Thursday, July 23, 2020

Kid Creole and the Coconuts debut gets Sgt Pepper-like praise in the UK


Kid Creole and the Coconuts : Darrio...


In July of 1980 Kid Creole and the Coconuts released Off The Coast Of Me, their debut album. Rising from the ashes of Dr Buzzard's Original Savannah Band ( "Cherchez La Femme") the zoot-suited August Darnell took the name Kid Creole. His three skimpily dressed back up singers became the Coconuts. They combined Latin, reggae, calypso, disco, rap and rock and, as you can see below, their live shows were glorious! Without the visuals, this debut suffers a bit but the UK press ate it up."It was reviewed like Sgt Pepper," says Darnell, who recalls virtually "living in NME", so frequently did he appear in it. 

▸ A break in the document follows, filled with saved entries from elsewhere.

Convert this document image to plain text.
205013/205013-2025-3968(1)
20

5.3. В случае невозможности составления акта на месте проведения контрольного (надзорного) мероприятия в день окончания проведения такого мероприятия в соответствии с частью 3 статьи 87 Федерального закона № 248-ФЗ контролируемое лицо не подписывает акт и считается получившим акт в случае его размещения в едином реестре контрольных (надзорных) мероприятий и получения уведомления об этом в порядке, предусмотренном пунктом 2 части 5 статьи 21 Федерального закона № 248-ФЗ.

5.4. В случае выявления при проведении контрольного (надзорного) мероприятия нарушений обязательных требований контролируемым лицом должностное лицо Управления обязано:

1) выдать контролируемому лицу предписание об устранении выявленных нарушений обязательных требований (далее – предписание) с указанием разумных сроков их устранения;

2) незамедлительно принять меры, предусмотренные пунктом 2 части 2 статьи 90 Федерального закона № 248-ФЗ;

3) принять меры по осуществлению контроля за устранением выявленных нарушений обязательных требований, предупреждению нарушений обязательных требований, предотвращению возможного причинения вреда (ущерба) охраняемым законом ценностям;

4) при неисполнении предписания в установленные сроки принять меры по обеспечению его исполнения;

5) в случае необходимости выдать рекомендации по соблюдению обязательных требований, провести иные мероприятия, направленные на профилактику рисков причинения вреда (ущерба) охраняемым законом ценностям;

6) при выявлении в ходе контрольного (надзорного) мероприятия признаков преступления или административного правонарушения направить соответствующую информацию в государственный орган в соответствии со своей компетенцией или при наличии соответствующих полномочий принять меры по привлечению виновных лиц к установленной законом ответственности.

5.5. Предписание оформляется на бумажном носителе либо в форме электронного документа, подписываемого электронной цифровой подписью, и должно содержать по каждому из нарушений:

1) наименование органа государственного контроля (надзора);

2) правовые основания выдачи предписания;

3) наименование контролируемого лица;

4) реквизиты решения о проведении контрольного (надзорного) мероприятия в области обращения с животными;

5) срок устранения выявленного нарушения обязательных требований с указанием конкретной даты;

Back in America, Robert Christgau gave the album a grade of B+ writing:

Reformed high school teacher August Darnell having split with black-sheep bro Stoney Browder, the music thins out--Dr. Buzzard's progressive retro is hard to top, Darnell's naturally sarcastic voice short on bottom. So the not exactly all-embracing "Calypso Pan-American" and "Off the Coast of Me" neither justify nor transcend their distanced tone (typically, the title tune affects a megaphone filter), while comedy numbers like "Bogota Affair" (the effete Creole as cuckold), "Mr. Softee" (the effete Creole as limp-dick), and "Darrio . . ." (the effete Creole as new-waver) are simple and strong. When clever means this clever, maybe we should settle.

And this from Smash Hits:



Kid Creole and the Coconuts would live up to their hype with the sophomore album Fresh Fruit in Foreign Places, which would make NME's top10 albums of 1981.